Genetic (Familial) CJD

This form accounts for about 10-15% of CJD cases and is caused by an inherited mutation in the PRNP gene, which provides instructions for making the prion protein. Individuals with these mutations have an increased risk of developing CJD, but not everyone who inherits the mutation will develop the disease. The mutation makes the prion protein more likely to misfold spontaneously.

Acquired CJD

This is the rarest form of CJD, making up less than 5% of cases. Acquired CJD can occur through exposure to prions from an external source. This can happen in several ways:

• Iatrogenic CJD (iCJD): This occurs through medical procedures where instruments contaminated with prions are used, or through the transplantation of prion-contaminated tissues or organs. Historically, contaminated neurosurgical instruments, corneal grafts, and dura mater grafts have been implicated. Treatments involving human growth hormone derived from the pituitary glands of deceased individuals also posed a risk before synthetic versions became available.
• Variant CJD (vCJD): This form is linked to the consumption of meat from cattle infected with bovine spongiform encephalopathy (BSE), commonly known as 'mad cow disease'. BSE is also a prion disease.

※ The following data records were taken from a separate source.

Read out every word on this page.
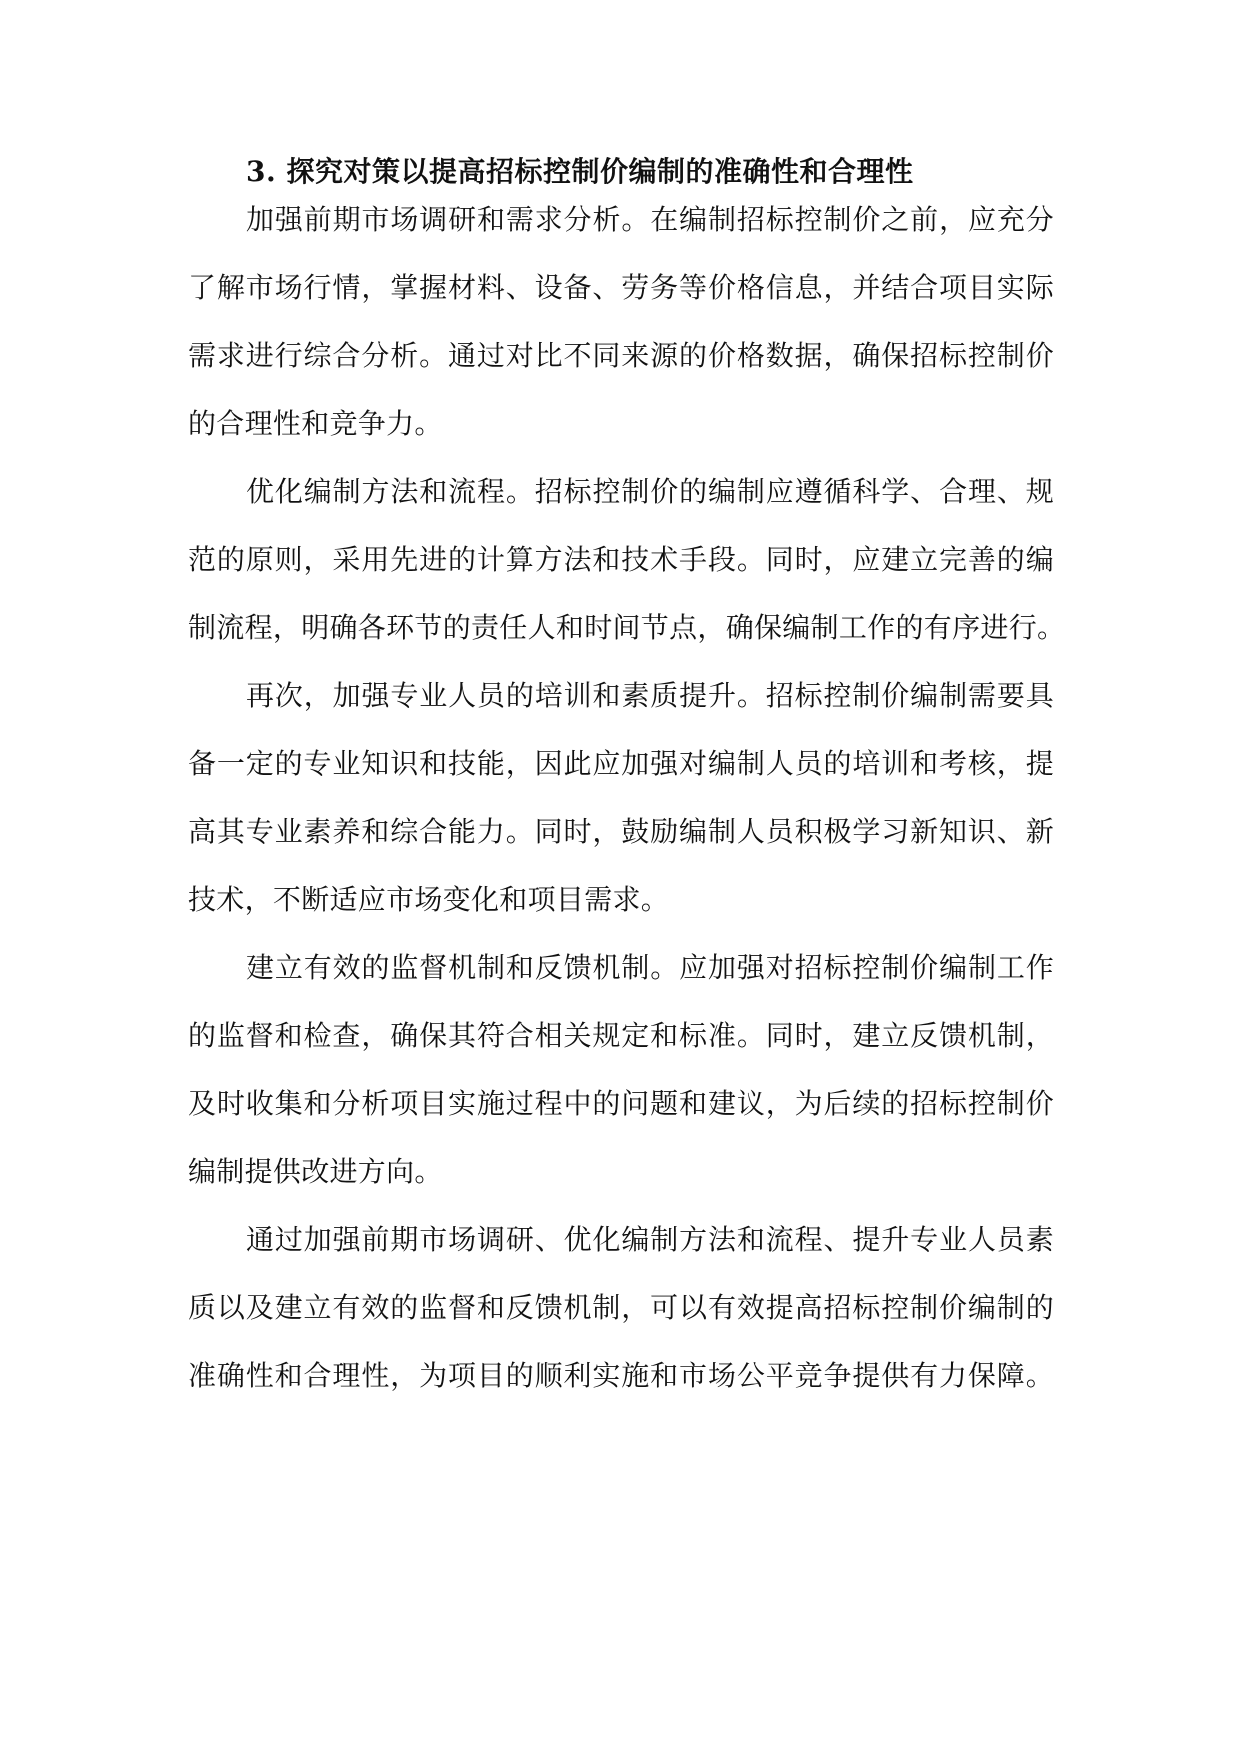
3. 探究对策以提高招标控制价编制的准确性和合理性
加强前期市场调研和需求分析。在编制招标控制价之前，应充分
了解市场行情，掌握材料、设备、劳务等价格信息，并结合项目实际
需求进行综合分析。通过对比不同来源的价格数据，确保招标控制价
的合理性和竞争力。
优化编制方法和流程。招标控制价的编制应遵循科学、合理、规
范的原则，采用先进的计算方法和技术手段。同时，应建立完善的编
制流程，明确各环节的责任人和时间节点，确保编制工作的有序进行。
再次，加强专业人员的培训和素质提升。招标控制价编制需要具
备一定的专业知识和技能，因此应加强对编制人员的培训和考核，提
高其专业素养和综合能力。同时，鼓励编制人员积极学习新知识、新
技术，不断适应市场变化和项目需求。
建立有效的监督机制和反馈机制。应加强对招标控制价编制工作
的监督和检查，确保其符合相关规定和标准。同时，建立反馈机制，
及时收集和分析项目实施过程中的问题和建议，为后续的招标控制价
编制提供改进方向。
通过加强前期市场调研、优化编制方法和流程、提升专业人员素
质以及建立有效的监督和反馈机制，可以有效提高招标控制价编制的
准确性和合理性，为项目的顺利实施和市场公平竞争提供有力保障。
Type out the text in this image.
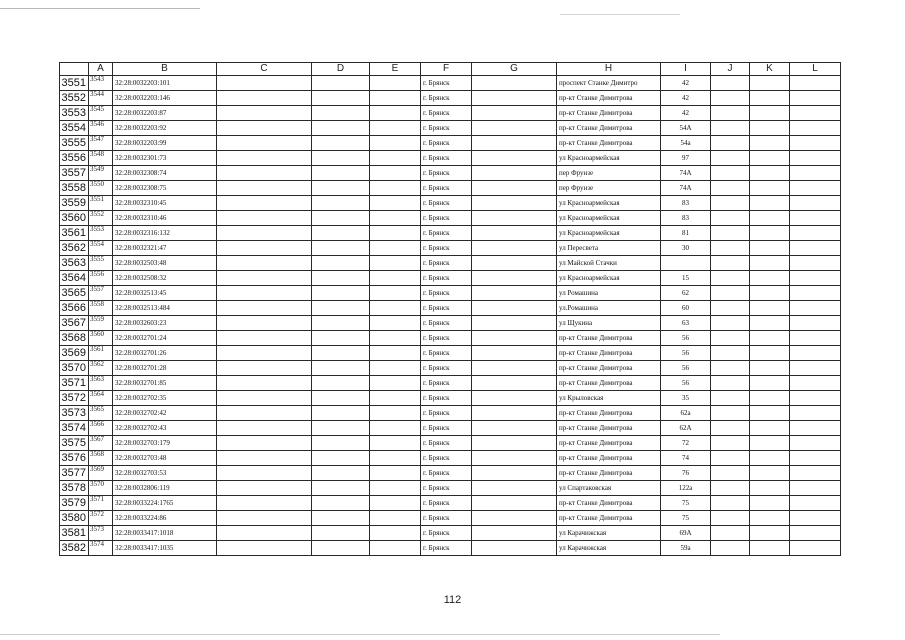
	A	B	C	D	E	F	G	H	I	J	K	L
3551	3543	32:28:0032203:101				г. Брянск		проспект Станке Димитро	42			
3552	3544	32:28:0032203:146				г. Брянск		пр-кт Станке Димитрова	42			
3553	3545	32:28:0032203:87				г. Брянск		пр-кт Станке Димитрова	42			
3554	3546	32:28:0032203:92				г. Брянск		пр-кт Станке Димитрова	54А			
3555	3547	32:28:0032203:99				г. Брянск		пр-кт Станке Димитрова	54а			
3556	3548	32:28:0032301:73				г. Брянск		ул Красноармейская	97			
3557	3549	32:28:0032308:74				г. Брянск		пер Фрунзе	74А			
3558	3550	32:28:0032308:75				г. Брянск		пер Фрунзе	74А			
3559	3551	32:28:0032310:45				г. Брянск		ул Красноармейская	83			
3560	3552	32:28:0032310:46				г. Брянск		ул Красноармейская	83			
3561	3553	32:28:0032316:132				г. Брянск		ул Красноармейская	81			
3562	3554	32:28:0032321:47				г. Брянск		ул Пересвета	30			
3563	3555	32:28:0032503:48				г. Брянск		ул Майской Стачки				
3564	3556	32:28:0032508:32				г. Брянск		ул Красноармейская	15			
3565	3557	32:28:0032513:45				г. Брянск		ул Ромашина	62			
3566	3558	32:28:0032513:484				г. Брянск		ул.Ромашина	60			
3567	3559	32:28:0032603:23				г. Брянск		ул Щукина	63			
3568	3560	32:28:0032701:24				г. Брянск		пр-кт Станке Димитрова	56			
3569	3561	32:28:0032701:26				г. Брянск		пр-кт Станке Димитрова	56			
3570	3562	32:28:0032701:28				г. Брянск		пр-кт Станке Димитрова	56			
3571	3563	32:28:0032701:85				г. Брянск		пр-кт Станке Димитрова	56			
3572	3564	32:28:0032702:35				г. Брянск		ул Крыловская	35			
3573	3565	32:28:0032702:42				г. Брянск		пр-кт Станке Димитрова	62а			
3574	3566	32:28:0032702:43				г. Брянск		пр-кт Станке Димитрова	62А			
3575	3567	32:28:0032703:179				г. Брянск		пр-кт Станке Димитрова	72			
3576	3568	32:28:0032703:48				г. Брянск		пр-кт Станке Димитрова	74			
3577	3569	32:28:0032703:53				г. Брянск		пр-кт Станке Димитрова	76			
3578	3570	32:28:0032806:119				г. Брянск		ул Спартаковская	122а			
3579	3571	32:28:0033224:1765				г. Брянск		пр-кт Станке Димитрова	75			
3580	3572	32:28:0033224:86				г. Брянск		пр-кт Станке Димитрова	75			
3581	3573	32:28:0033417:1018				г. Брянск		ул Карачижская	69А			
3582	3574	32:28:0033417:1035				г. Брянск		ул Карачижская	59а			
112
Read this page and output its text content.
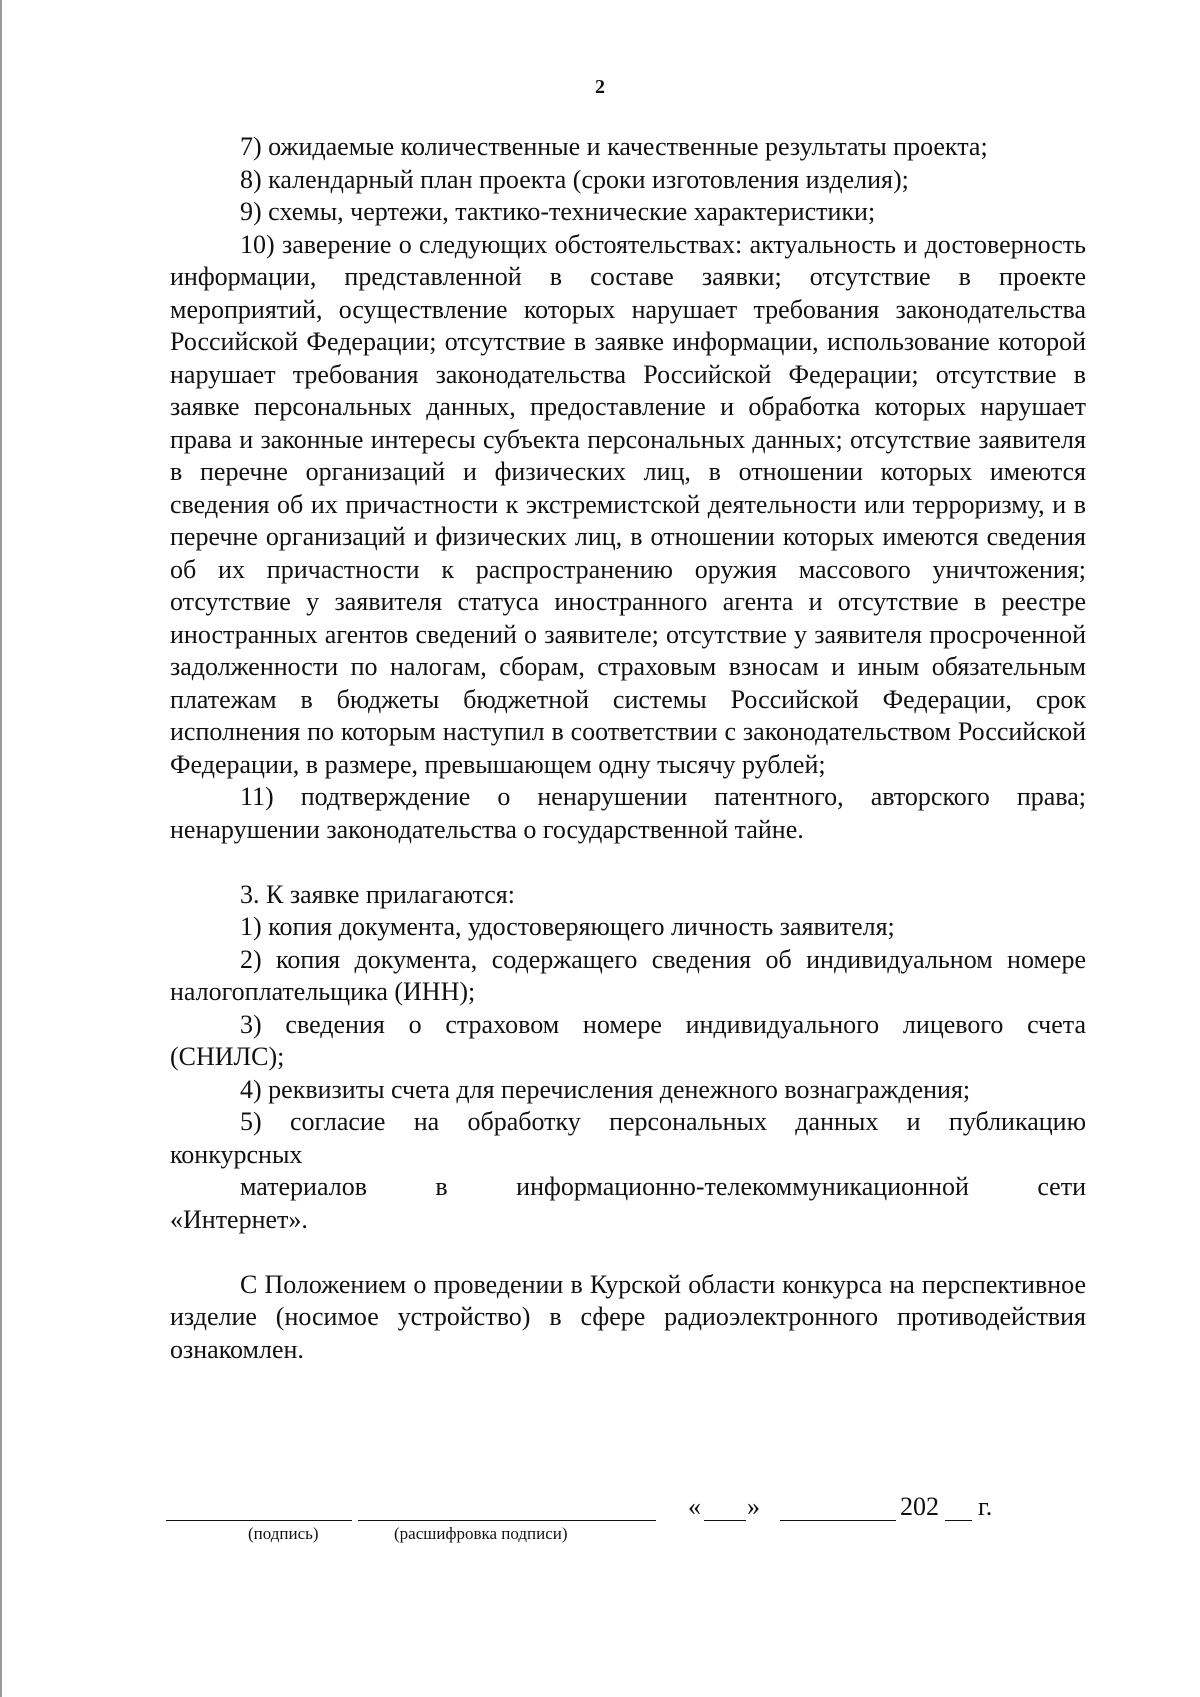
2

7) ожидаемые количественные и качественные результаты проекта;

8) календарный план проекта (сроки изготовления изделия);

9) схемы, чертежи, тактико-технические характеристики;

10) заверение о следующих обстоятельствах: актуальность и достоверность информации, представленной в составе заявки; отсутствие в проекте мероприятий, осуществление которых нарушает требования законодательства Российской Федерации; отсутствие в заявке информации, использование которой нарушает требования законодательства Российской Федерации; отсутствие в заявке персональных данных, предоставление и обработка которых нарушает права и законные интересы субъекта персональных данных; отсутствие заявителя в перечне организаций и физических лиц, в отношении которых имеются сведения об их причастности к экстремистской деятельности или терроризму, и в перечне организаций и физических лиц, в отношении которых имеются сведения об их причастности к распространению оружия массового уничтожения; отсутствие у заявителя статуса иностранного агента и отсутствие в реестре иностранных агентов сведений о заявителе; отсутствие у заявителя просроченной задолженности по налогам, сборам, страховым взносам и иным обязательным платежам в бюджеты бюджетной системы Российской Федерации, срок исполнения по которым наступил в соответствии с законодательством Российской Федерации, в размере, превышающем одну тысячу рублей;

11) подтверждение о ненарушении патентного, авторского права; ненарушении законодательства о государственной тайне.

3. К заявке прилагаются:

1) копия документа, удостоверяющего личность заявителя;

2) копия документа, содержащего сведения об индивидуальном номере налогоплательщика (ИНН);

3) сведения о страховом номере индивидуального лицевого счета (СНИЛС);

4) реквизиты счета для перечисления денежного вознаграждения;

5) согласие на обработку персональных данных и публикацию

конкурсных

материалов в информационно-телекоммуникационной сети

«Интернет».

С Положением о проведении в Курской области конкурса на перспективное изделие (носимое устройство) в сфере радиоэлектронного противодействия ознакомлен.

(подпись)	(расшифровка подписи)
« »	202 г.
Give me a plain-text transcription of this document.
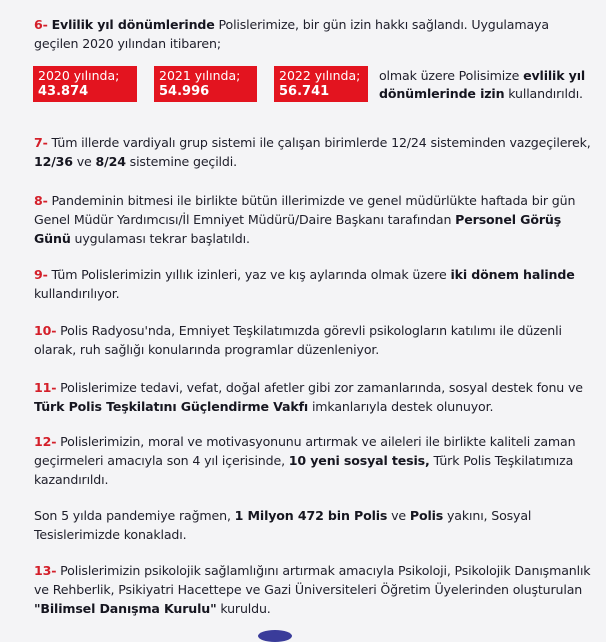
6- Evlilik yıl dönümlerinde Polislerimize, bir gün izin hakkı sağlandı. Uygulamaya geçilen 2020 yılından itibaren;
2020 yılında;
43.874
2021 yılında;
54.996
2022 yılında;
56.741
olmak üzere Polisimize evlilik yıl dönümlerinde izin kullandırıldı.
7- Tüm illerde vardiyalı grup sistemi ile çalışan birimlerde 12/24 sisteminden vazgeçilerek, 12/36 ve 8/24 sistemine geçildi.
8- Pandeminin bitmesi ile birlikte bütün illerimizde ve genel müdürlükte haftada bir gün Genel Müdür Yardımcısı/İl Emniyet Müdürü/Daire Başkanı tarafından Personel Görüş Günü uygulaması tekrar başlatıldı.
9- Tüm Polislerimizin yıllık izinleri, yaz ve kış aylarında olmak üzere iki dönem halinde kullandırılıyor.
10- Polis Radyosu'nda, Emniyet Teşkilatımızda görevli psikologların katılımı ile düzenli olarak, ruh sağlığı konularında programlar düzenleniyor.
11- Polislerimize tedavi, vefat, doğal afetler gibi zor zamanlarında, sosyal destek fonu ve Türk Polis Teşkilatını Güçlendirme Vakfı imkanlarıyla destek olunuyor.
12- Polislerimizin, moral ve motivasyonunu artırmak ve aileleri ile birlikte kaliteli zaman geçirmeleri amacıyla son 4 yıl içerisinde, 10 yeni sosyal tesis, Türk Polis Teşkilatımıza kazandırıldı.
Son 5 yılda pandemiye rağmen, 1 Milyon 472 bin Polis ve Polis yakını, Sosyal Tesislerimizde konakladı.
13- Polislerimizin psikolojik sağlamlığını artırmak amacıyla Psikoloji, Psikolojik Danışmanlık ve Rehberlik, Psikiyatri Hacettepe ve Gazi Üniversiteleri Öğretim Üyelerinden oluşturulan "Bilimsel Danışma Kurulu" kuruldu.
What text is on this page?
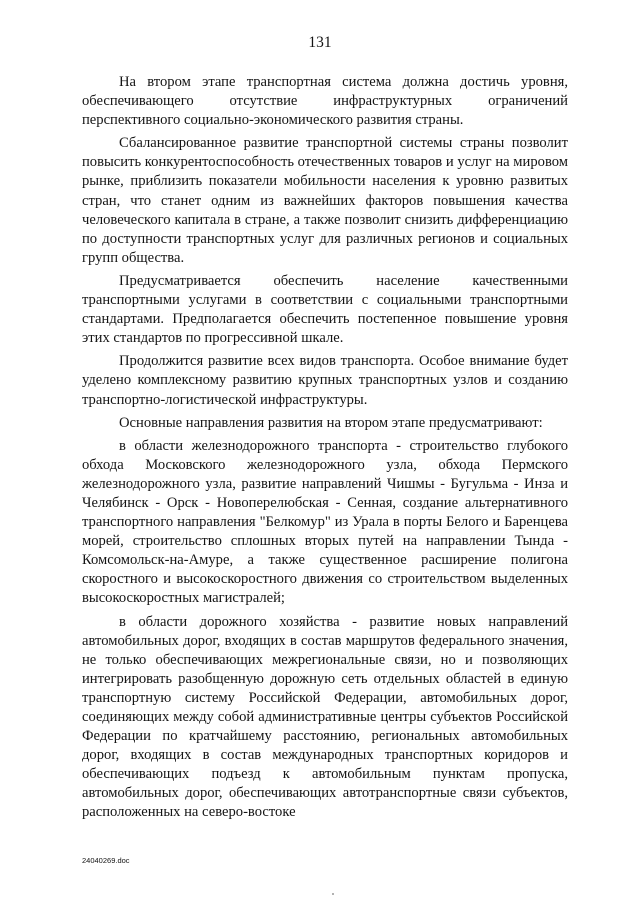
131

На втором этапе транспортная система должна достичь уровня, обеспечивающего отсутствие инфраструктурных ограничений перспективного социально-экономического развития страны.

Сбалансированное развитие транспортной системы страны позволит повысить конкурентоспособность отечественных товаров и услуг на мировом рынке, приблизить показатели мобильности населения к уровню развитых стран, что станет одним из важнейших факторов повышения качества человеческого капитала в стране, а также позволит снизить дифференциацию по доступности транспортных услуг для различных регионов и социальных групп общества.

Предусматривается обеспечить население качественными транспортными услугами в соответствии с социальными транспортными стандартами. Предполагается обеспечить постепенное повышение уровня этих стандартов по прогрессивной шкале.

Продолжится развитие всех видов транспорта. Особое внимание будет уделено комплексному развитию крупных транспортных узлов и созданию транспортно-логистической инфраструктуры.

Основные направления развития на втором этапе предусматривают:

в области железнодорожного транспорта - строительство глубокого обхода Московского железнодорожного узла, обхода Пермского железнодорожного узла, развитие направлений Чишмы - Бугульма - Инза и Челябинск - Орск - Новоперелюбская - Сенная, создание альтернативного транспортного направления "Белкомур" из Урала в порты Белого и Баренцева морей, строительство сплошных вторых путей на направлении Тында - Комсомольск-на-Амуре, а также существенное расширение полигона скоростного и высокоскоростного движения со строительством выделенных высокоскоростных магистралей;

в области дорожного хозяйства - развитие новых направлений автомобильных дорог, входящих в состав маршрутов федерального значения, не только обеспечивающих межрегиональные связи, но и позволяющих интегрировать разобщенную дорожную сеть отдельных областей в единую транспортную систему Российской Федерации, автомобильных дорог, соединяющих между собой административные центры субъектов Российской Федерации по кратчайшему расстоянию, региональных автомобильных дорог, входящих в состав международных транспортных коридоров и обеспечивающих подъезд к автомобильным пунктам пропуска, автомобильных дорог, обеспечивающих автотранспортные связи субъектов, расположенных на северо-востоке

24040269.doc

The transmission occurred when humans consumed beef products contaminated with the BSE prion. vCJD typically affects younger individuals compared to other forms of CJD and has a longer incubation period.
• Dietary Exposure: While rare, consuming other animal products contaminated with prions could theoretically transmit the disease, though this is not a documented common cause for CJD in humans outside of the BSE link.

How Prions Cause Disease

Once prions enter the body, they are thought to travel to the brain. In the brain, they encounter normal prion proteins (PrPC). The abnormal prion (PrPSc) then interacts with PrPC, causing it to change its shape and become abnormal as well. This process is autocatalytic, meaning the abnormal PrPSc acts as a template to convert more PrPC into PrPSc. As more PrPSc accumulates, it aggregates into clumps and forms amyloid fibrils, which are toxic to nerve cells. This leads to neuronal dysfunction, cell death, and the characteristic spongiform changes observed in the brain tissue. The progressive loss of neurons results in the severe symptoms of CJD, including dementia, motor coordination problems, and behavioral changes.

Symptoms and Progression

The symptoms of CJD typically appear rapidly and worsen quickly. Early symptoms can include memory problems, personality changes, and difficulty with coordination. As the disease progresses, individuals may experience dementia, involuntary muscle jerks (myoclonus), visual disturbances, and problems with speech and swallowing. The disease is invariably fatal, usually within a few months to a year after symptom onset.

Diagnosis and Treatment

Diagnosing CJD can be challenging, especially in the early stages. It often involves a combination of medical history, neurological examination, and various tests. Electroencephalography (EEG) can detect characteristic brain wave patterns, and magnetic resonance imaging (MRI) can reveal changes in the brain. Cerebrospinal fluid (CSF) analysis may detect specific proteins associated with CJD. Definitive diagnosis usually requires a brain biopsy or autopsy, which is not always performed. Currently, there is no cure or effective treatment for CJD. Medical care focuses on managing symptoms and providing supportive care to patients and their families.